OYO's Global Ascent: Revolutionizing Budget Hospitality and Eyeing a Blockbuster IPO

OYO's Global Ascent: Revolutionizing Budget Hospitality and Eyeing a Blockbuster IPO

 

OYO, rebranded as PRISM in September 2025, has redefined budget hospitality with an asset-light, tech-driven franchising model, scaling to 22,700 hotels and 175,000+ properties across 35+ countries. From $1.58B revenue in FY20 to $753M in FY25 (₹6,252 crore), OYO turned profitable with $75M PAT and 17% EBITDA margin, fueled by 80% direct bookings and the $525M Motel 6 acquisition. Its unique services—standardization, OYO OS tech, and corporate solutions—set it apart from OTAs like MakeMyTrip, justifying 20-25% commissions. With $3.47B raised, SoftBank (46.6%) and Ritesh Agarwal (32%) lead ownership.
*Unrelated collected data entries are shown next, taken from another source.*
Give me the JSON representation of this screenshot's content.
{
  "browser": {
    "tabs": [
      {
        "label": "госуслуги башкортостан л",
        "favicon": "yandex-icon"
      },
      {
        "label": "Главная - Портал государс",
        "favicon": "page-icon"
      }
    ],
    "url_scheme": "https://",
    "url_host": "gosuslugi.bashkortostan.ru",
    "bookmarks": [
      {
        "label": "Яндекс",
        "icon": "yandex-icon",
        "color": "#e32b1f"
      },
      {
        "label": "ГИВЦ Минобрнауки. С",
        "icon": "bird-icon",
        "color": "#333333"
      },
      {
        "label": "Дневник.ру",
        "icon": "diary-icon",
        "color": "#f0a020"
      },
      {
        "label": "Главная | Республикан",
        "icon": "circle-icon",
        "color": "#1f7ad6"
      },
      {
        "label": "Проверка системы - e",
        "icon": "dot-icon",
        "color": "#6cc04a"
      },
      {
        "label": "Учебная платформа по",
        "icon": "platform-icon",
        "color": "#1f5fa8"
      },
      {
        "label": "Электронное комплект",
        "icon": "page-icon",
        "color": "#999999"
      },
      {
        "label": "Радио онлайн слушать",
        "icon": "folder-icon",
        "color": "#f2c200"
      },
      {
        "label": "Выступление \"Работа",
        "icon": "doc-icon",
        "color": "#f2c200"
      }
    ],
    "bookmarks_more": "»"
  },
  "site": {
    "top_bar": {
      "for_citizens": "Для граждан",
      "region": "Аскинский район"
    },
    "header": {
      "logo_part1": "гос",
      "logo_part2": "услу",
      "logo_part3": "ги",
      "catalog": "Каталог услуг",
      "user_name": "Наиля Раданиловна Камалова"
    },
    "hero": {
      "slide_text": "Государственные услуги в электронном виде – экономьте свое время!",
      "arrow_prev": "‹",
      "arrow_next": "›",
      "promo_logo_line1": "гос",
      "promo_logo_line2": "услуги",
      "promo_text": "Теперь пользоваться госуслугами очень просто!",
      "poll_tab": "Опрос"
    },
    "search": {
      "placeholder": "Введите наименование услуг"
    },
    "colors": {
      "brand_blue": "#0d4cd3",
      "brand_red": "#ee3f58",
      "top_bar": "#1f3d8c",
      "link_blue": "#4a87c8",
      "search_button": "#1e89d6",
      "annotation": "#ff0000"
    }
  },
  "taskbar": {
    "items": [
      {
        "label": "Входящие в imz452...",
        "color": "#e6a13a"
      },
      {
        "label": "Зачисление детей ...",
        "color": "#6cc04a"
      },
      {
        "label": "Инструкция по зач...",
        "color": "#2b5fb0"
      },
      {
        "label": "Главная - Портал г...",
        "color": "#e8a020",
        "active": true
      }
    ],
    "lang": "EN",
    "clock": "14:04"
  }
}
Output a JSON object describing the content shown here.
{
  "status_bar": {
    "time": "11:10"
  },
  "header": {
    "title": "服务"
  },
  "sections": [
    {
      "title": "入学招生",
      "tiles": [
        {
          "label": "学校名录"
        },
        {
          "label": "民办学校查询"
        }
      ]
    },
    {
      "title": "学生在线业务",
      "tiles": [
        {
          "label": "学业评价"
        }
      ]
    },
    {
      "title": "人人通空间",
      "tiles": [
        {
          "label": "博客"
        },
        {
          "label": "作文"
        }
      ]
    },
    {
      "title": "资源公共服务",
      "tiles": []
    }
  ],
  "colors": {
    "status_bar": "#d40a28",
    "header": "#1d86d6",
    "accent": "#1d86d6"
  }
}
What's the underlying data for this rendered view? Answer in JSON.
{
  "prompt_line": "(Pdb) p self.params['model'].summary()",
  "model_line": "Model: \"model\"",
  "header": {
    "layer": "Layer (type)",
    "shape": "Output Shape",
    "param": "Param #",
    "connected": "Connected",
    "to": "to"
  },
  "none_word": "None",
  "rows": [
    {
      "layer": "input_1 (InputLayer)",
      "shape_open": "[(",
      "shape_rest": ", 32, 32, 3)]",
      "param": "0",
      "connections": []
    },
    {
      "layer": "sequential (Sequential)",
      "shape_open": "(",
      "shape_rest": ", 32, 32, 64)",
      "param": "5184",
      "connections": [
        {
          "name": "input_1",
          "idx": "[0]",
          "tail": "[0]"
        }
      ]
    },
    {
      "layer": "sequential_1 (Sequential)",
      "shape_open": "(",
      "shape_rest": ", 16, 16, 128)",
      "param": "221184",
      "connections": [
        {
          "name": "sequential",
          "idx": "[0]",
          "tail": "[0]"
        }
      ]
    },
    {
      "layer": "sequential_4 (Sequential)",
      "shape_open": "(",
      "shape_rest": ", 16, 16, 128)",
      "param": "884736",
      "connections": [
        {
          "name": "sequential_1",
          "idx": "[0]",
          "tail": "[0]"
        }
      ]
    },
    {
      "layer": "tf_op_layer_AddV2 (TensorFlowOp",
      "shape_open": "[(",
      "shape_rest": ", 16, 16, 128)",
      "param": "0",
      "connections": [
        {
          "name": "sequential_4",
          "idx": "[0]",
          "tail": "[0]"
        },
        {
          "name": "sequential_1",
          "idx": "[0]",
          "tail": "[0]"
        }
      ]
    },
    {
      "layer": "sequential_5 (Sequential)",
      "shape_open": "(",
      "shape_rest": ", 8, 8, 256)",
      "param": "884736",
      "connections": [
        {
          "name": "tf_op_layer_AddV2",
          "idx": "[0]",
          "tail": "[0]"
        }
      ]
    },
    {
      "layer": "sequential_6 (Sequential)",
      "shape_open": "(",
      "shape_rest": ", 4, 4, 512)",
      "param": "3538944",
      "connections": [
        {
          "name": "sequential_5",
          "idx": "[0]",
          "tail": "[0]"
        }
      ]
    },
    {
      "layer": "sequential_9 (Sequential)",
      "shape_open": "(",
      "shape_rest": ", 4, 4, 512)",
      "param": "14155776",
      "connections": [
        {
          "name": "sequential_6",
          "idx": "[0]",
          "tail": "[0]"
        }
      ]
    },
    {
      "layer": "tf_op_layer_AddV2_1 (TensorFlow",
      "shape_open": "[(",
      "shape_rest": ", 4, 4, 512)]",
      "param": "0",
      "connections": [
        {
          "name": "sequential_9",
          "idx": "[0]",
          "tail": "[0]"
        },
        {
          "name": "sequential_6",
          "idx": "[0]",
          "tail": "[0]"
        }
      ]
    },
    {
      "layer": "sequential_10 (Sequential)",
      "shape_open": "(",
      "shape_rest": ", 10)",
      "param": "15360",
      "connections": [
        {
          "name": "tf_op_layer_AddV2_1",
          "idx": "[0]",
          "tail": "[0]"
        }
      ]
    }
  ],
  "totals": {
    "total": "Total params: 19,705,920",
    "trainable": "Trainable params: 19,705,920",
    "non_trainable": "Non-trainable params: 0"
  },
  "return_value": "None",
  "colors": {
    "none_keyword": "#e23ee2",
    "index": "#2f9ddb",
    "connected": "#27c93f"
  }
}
Now cash flow positive, OYO targets a $7-8B IPO in November 2025, projecting 20-25% CAGR through FY27. Despite past delays, its US expansion (24% revenue) and premium push position it as a global disruptor, though market volatility and quality concerns loom.

 

The OYO Saga: From Gurgaon Guesthouses to Global Powerhouse

In 2013, a 19-year-old Ritesh Agarwal launched OYO in Gurgaon, India, with a vision to transform the chaotic, unorganized budget hotel sector into a standardized, reliable experience. Small hotels—often family-run with inconsistent quality—were a pain point for budget travelers. OYO’s solution was simple yet revolutionary: partner with these owners, enforce quality standards (clean linens, Wi-Fi, air conditioning, 24/7 support), and brand them under the OYO umbrella, creating a chain-like experience without owning properties. “OYO saw a gap where global chains like Marriott ignored budget travelers,” says hospitality analyst Shalini Gupta of EY India. By 2019, OYO’s asset-light franchising model scaled to 43,000 hotels across 80 countries, with ~850,000 rooms, fueled by $3.47B in funding from SoftBank, Sequoia, and others.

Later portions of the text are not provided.